Building safe houses is a humanitarian program, but human rights advocacy is its ultimate goal. We expect that this project will be a factor in spurring the government to take appropriate steps to protect women. Since in some cases entire families and even rural communities will be involved in securing the safety of a woman, it will be a kind of training ground on the subject of women’s rights.  It is a way to penetrate remote areas, where the real evil—fanatical gender discrimination—breeds and festers.

What is most important to me is building a woman’s movement in Afghanistan. This is my ultimate goal: to work until women there become advocates on their own behalf and no longer need outsiders to do it for them. Women in the cities of Afghanistan are already on their way to realizing this goal.  I have painted a bleak picture of the situation of women in Afghanistan, a picture more than verified by the recent reports of Amnesty International and the Afghan Independent Human Rights Commission, but I want to leave on a more positive note. When I arrive in Afghanistan,  I will be joining a cadre of thousands of strong, courageous women, mainly in the cities, who are taking steps every day to reduce and ultimately eliminate gender discrimination.  You don’t know what a strong woman is until you’ve met them. You don’t know what resilience means until you know their histories, what they have endured and what they have overcome in the past three decades. But for women’s human rights to take root in Afghanistan, the huge rural population of women must discover and embrace their humanity and add their voices to those of their urban sisters.

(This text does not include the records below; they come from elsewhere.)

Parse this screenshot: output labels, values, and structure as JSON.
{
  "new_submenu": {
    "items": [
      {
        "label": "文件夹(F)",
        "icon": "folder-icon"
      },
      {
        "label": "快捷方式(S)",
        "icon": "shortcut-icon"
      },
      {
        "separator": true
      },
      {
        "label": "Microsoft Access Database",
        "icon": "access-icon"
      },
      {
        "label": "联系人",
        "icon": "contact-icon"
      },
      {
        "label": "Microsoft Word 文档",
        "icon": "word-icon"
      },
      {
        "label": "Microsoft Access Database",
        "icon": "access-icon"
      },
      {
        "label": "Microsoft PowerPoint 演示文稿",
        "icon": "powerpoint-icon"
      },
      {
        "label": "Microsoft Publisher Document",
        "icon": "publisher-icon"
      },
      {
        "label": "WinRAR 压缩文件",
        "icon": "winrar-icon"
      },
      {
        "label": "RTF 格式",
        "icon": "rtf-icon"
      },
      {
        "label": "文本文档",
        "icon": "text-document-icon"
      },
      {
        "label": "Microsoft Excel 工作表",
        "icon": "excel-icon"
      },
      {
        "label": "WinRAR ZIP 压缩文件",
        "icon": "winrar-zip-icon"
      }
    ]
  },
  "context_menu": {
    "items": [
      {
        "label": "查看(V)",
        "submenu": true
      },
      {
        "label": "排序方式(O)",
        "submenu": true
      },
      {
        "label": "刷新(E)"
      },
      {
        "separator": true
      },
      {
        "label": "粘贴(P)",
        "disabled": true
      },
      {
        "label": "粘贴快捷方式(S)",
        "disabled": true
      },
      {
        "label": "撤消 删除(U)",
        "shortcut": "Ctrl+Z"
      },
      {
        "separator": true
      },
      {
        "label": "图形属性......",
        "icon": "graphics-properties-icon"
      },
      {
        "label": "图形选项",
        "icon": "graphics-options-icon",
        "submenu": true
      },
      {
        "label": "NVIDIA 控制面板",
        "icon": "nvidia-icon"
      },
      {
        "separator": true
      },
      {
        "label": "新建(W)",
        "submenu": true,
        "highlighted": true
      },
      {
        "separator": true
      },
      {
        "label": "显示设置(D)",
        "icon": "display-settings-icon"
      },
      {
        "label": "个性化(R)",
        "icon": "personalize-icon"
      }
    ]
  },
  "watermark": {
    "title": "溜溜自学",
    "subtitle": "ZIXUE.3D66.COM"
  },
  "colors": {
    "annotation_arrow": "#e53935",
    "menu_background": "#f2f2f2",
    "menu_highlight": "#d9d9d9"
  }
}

I recently stumbled upon an essay written by my eleven-year old daughter Karima, who has been living in Afghanistan since September, in advance of my own arrival. One night I was really missing her, so I typed her name into Google—and lo and behold, there she was, along with her classmates from the American school she attends in Kabul. Their teacher, Mr. Drew, had instructed them to write a paragraph on making a difference and he put the results on the web. This is her paragraph (with a few corrections because I couldn’t help myself).

My mom has already started it, but I want to help. My mom is standing up for Afghan ladies. The Afghan ladies are mistreated like donkeys. The people don't really like ladies. My mom works in a nonprofit organization named ''Women for Afghan Women''. This organization is based in NYC.  As the name says, Jewish, Muslim, Hindu, and other religions help the Afghan ladies. I am already helping as much as I can and I want to help more. I want to help so that the Afghan ladies will be free. These ladies have been suppressed for a while and I want to end it.

So do we all want to end it, and so we will.

Thank you all for coming. Thank you for supporting this project, for spreading the goals of the feminist movement to the fragile but hopeful, beleaguered but reawakening country of Afghanistan.